Restano sopra i 3mila i contagi nel salernitano, nonostante la due giorni di fisiologico calo dei tamponi processati a cavallo di capodanno. Sono 3mila 189, infatti, i positivi nella settimana dal 30 dicembre al 5 gennaio scorso, che portano la conta complessiva a 458mila 755 casi dall'inizio della pandemia in provincia. Attualmente, il tasso di incidenza si attesta a quota 309 casi ogni 100mila abitanti. A inizio ottobre, il tasso di contagiosità si attestava a 246 casi ogni 100mila abitanti, passando poi a quota 322 nella settimana dal 3 al 9 ottobre e a 366 casi in quella successiva. Per capire l'andamento della curva epidemiologica bisogna riavvolgere il nastro a giugno, quando negli ultimi 15 giorni del mese si è passati da 360 a 730 nuovi casi ogni centomila abitanti, con un preoccupante picco dei contagi Covid e una impennata dei positivi che toccò il 100 per cento.
Guardia ancora alta, dunque, perché il Covid, nonostante la minor letalità, non è un'influenza, uccide ancora 4 volte tanto l'influenza ed è la causa del 95 per cento dei decessi negli ultrasessantenni. La vera influenza, rispetto ad altri casi, si riconosce per febbre con temperatura elevata, a comparsa brusca, sintomi respiratori o bruciore agli occhi e almeno un sintomo extra respiratorio (come dolori muscolari, mal di testa, spossatezza). Si stima che i casi nel salernitano possano arrivare a 127mila. Un dato in crescita rispetto agli scorsi anni, come dimostrano anche le osservazioni sull'emisfero australe. Dobbiamo poi considerare l'aumentata quantità di virus respiratori e la minore esposizione della popolazione a microorganismi patogeni come virus e batteri negli ultimi due anni, da ricondurre alle restrizioni sociali adottate nelle stagioni precedenti, che ha non solo ridotto la diffusione del Sars-CoV-2, ma anche quella degli altri virus influenzali.
Sono intorno ai 14mila i salernitani messi a letto dal virus nell'ultima settimana dell'anno, circa 2mila in meno rispetto ai sette giorni precedenti.

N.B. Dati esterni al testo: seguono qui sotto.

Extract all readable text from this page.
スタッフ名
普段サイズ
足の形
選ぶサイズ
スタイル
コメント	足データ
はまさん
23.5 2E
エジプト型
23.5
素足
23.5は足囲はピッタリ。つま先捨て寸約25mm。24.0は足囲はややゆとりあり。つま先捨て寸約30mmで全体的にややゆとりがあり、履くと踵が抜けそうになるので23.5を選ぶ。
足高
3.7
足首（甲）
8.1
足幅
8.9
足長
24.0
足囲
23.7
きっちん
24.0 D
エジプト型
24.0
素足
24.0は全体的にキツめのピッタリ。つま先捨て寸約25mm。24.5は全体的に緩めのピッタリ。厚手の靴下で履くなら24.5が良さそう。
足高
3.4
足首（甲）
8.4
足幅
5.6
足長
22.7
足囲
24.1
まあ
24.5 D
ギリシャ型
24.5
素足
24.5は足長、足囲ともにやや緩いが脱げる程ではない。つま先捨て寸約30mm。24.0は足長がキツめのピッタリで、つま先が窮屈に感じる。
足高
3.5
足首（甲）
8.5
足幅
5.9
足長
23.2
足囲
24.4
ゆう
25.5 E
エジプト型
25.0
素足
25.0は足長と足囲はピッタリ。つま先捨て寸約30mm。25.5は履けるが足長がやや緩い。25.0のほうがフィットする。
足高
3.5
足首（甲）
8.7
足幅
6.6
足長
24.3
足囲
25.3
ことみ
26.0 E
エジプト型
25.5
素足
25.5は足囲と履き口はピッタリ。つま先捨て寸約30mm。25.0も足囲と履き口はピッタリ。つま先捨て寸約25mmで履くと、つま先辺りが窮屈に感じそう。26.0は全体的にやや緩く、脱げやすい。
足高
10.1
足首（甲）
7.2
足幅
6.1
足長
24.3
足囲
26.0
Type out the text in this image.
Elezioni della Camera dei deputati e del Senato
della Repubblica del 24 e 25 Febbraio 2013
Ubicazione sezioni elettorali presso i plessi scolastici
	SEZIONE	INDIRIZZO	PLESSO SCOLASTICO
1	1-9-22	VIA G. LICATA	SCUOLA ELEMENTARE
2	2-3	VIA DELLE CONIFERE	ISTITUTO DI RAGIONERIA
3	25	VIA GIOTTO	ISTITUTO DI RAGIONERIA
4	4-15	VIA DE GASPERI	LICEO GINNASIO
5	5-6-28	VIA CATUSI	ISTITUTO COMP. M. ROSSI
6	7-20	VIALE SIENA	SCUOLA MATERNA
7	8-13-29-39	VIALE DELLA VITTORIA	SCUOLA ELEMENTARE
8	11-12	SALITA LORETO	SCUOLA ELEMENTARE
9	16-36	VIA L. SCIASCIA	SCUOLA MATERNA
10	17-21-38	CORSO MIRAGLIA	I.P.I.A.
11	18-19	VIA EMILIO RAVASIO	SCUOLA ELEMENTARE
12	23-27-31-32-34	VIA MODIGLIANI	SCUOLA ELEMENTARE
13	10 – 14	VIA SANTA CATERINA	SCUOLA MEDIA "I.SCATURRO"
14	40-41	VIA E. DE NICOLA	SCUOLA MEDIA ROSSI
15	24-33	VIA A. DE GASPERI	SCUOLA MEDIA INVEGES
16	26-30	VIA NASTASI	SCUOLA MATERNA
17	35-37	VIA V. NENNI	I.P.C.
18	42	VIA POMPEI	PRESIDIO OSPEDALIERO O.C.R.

Sono circa una trentina i camici bianchi che mancano all'appello nel solo pronto soccorso del Ruggi. Di questi, una quindicina per la medicina d'urgenza, a cui vanno aggiunti i medici di chirurgia d'urgenza e ortopedia. Sono almeno il doppio, invece, gli specialisti che andrebbero destinati all'emergenza in provincia. Al Ruggi, poi, risultano sold out i 30 posti letto di malattie infettive. Il sistema delle degenze Covid, inoltre, è ancora più in difficoltà dopo l'incendio che ha interessato il Covid-hospital di Scafati qualche settimana fa, con la conseguente riduzione della capacità ricettiva. A causa della carenza di posti in ospedale, i pazienti in attesa di ricovero bloccati in pronto soccorso crescono giorno per giorno. Spesso persone adulte, che non trovano risposte sul territorio, prese dal panico per una febbre alta o mal di testa che durano da tre giorni, si rivolgono al pronto soccorso. Il medico di famiglia è la figura più adatta a cui rivolgersi, tenendo anche conto che la febbre, in caso di influenza, è normale che possa durare cinque giorni.